Temperature is a parameter that controls the randomness and creativity of a Large Language Model's output. It typically ranges from 0.0 to 2.0, where 0.0 produces completely deterministic output (always selecting the highest-probability token) and higher values introduce increasing randomness by flattening the probability distribution across possible next tokens. Temperature is one of the most impactful inference parameters that users can adjust without changing the prompt itself — it directly shapes whether output is predictable and focused or diverse and exploratory. Every major LLM API exposes temperature as a core parameter alongside top-p sampling and max tokens.
Why it matters
Temperature is the primary lever for balancing consistency versus creativity in AI applications. For tasks requiring reliability — structured data extraction, classification, code generation, factual Q&A — a temperature near 0.0 ensures the model produces the same output for the same input every time. For creative tasks — brainstorming, marketing copy, story writing — a temperature of 0.7-1.0 produces more diverse and surprising outputs. Choosing the wrong temperature can undermine an entire application: a customer support bot at temperature 1.0 gives inconsistent answers that erode trust, while a creative writing assistant at temperature 0.0 produces bland, repetitive text. For production systems, temperature is often the first parameter tuned after the prompt itself, and getting it right can improve perceived quality more than any prompt change.
How it works
Temperature modifies the probability distribution over the model's vocabulary before the next token is selected.

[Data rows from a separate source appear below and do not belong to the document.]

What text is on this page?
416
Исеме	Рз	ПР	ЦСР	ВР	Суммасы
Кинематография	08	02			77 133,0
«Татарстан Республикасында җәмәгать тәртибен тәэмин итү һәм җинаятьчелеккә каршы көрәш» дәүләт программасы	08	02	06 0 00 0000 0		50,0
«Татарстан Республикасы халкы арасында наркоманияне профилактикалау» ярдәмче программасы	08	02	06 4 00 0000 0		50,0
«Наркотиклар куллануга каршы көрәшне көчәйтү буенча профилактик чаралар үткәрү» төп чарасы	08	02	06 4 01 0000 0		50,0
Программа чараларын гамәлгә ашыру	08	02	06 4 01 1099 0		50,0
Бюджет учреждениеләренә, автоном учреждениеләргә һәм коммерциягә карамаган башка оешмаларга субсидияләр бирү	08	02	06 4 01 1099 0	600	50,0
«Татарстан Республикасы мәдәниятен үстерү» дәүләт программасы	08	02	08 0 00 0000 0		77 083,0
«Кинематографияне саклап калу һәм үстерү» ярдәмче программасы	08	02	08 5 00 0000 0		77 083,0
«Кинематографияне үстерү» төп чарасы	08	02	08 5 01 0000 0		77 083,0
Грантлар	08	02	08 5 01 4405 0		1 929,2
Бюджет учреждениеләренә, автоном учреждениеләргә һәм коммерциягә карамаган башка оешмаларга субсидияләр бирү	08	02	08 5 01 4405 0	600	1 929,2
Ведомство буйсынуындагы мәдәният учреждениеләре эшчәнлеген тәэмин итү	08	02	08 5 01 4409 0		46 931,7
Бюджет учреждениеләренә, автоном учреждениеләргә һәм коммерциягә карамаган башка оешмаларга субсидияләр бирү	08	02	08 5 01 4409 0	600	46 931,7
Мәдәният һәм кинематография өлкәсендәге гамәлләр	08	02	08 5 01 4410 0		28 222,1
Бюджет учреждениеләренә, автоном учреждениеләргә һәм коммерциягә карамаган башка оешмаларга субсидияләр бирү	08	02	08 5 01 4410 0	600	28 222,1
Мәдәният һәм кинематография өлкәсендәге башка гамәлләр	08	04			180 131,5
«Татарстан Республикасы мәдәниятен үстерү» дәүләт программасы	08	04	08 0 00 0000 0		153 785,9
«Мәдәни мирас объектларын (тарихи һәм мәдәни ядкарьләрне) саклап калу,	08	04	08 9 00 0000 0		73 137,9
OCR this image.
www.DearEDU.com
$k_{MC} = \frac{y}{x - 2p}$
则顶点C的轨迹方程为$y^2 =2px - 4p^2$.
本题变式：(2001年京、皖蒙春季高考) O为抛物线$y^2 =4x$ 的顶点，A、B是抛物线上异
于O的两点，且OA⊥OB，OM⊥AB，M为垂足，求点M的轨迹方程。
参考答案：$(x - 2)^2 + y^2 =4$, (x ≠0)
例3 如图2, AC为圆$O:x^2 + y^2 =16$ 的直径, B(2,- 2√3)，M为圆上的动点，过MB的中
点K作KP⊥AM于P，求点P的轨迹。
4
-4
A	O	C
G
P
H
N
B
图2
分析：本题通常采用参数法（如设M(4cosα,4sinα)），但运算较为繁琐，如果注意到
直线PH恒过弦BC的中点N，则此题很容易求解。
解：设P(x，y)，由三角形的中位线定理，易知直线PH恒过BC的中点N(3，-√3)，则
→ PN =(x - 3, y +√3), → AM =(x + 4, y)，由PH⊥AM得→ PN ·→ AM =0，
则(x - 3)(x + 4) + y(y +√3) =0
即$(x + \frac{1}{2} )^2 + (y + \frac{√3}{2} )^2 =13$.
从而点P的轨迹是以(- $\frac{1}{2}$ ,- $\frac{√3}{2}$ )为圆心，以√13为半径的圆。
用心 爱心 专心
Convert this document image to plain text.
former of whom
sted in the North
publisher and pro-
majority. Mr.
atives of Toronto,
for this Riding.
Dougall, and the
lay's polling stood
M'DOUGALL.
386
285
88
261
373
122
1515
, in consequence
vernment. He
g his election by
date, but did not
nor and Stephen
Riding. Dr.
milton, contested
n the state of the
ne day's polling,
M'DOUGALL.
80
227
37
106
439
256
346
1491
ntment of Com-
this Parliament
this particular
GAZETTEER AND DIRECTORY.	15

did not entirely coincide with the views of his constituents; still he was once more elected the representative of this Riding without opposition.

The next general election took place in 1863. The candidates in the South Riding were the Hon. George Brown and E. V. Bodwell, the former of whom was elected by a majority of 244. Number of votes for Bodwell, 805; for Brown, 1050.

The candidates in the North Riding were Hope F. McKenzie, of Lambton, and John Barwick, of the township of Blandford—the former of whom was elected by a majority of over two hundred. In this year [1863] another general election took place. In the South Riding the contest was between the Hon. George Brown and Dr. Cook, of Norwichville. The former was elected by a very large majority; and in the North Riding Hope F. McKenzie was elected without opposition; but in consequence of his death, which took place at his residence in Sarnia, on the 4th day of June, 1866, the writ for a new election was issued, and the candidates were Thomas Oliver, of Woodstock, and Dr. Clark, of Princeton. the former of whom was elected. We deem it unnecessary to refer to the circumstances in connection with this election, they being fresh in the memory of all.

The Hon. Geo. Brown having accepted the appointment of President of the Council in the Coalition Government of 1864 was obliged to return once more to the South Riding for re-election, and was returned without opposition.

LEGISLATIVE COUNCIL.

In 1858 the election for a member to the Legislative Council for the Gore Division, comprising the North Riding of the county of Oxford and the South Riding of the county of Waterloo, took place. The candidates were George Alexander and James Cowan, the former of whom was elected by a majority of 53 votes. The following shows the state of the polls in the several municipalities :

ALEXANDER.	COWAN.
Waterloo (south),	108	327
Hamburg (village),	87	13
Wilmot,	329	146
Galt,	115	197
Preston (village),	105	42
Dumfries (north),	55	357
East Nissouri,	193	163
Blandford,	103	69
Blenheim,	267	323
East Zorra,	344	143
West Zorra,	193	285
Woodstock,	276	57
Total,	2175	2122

During inference, the model produces raw scores (logits) for every possible next token. These logits are divided by the temperature value before passing through the softmax function, which converts them to probabilities. A low temperature (e.g., 0.1) divides by a small number, amplifying differences between logits — the highest-scoring token dominates with near-100% probability. A high temperature (e.g., 1.5) divides by a larger number, compressing differences — lower-probability tokens get a meaningful chance of being selected. At temperature 0.0, the model always picks the single highest-probability token (greedy decoding). Temperature interacts with other sampling parameters like top-p (nucleus sampling) and top-k, which further constrain which tokens are eligible for selection.
Example
A marketing agency uses the same LLM for two workflows. Their SEO metadata generator runs at temperature 0.1 — producing consistent, keyword-optimized titles and descriptions that pass automated quality checks without manual review. Their creative campaign brainstorming tool runs at temperature 0.9 — generating diverse tagline variations, unexpected angles, and novel metaphors that copywriters use as raw material. When they accidentally swapped the settings, the SEO tool started producing inconsistent metadata that broke their automated pipeline, while the brainstorming tool returned safe, generic suggestions that the creative team found useless. Restoring the correct temperature settings immediately fixed both workflows, demonstrating how this single parameter determines whether an LLM application succeeds or fails at its specific purpose.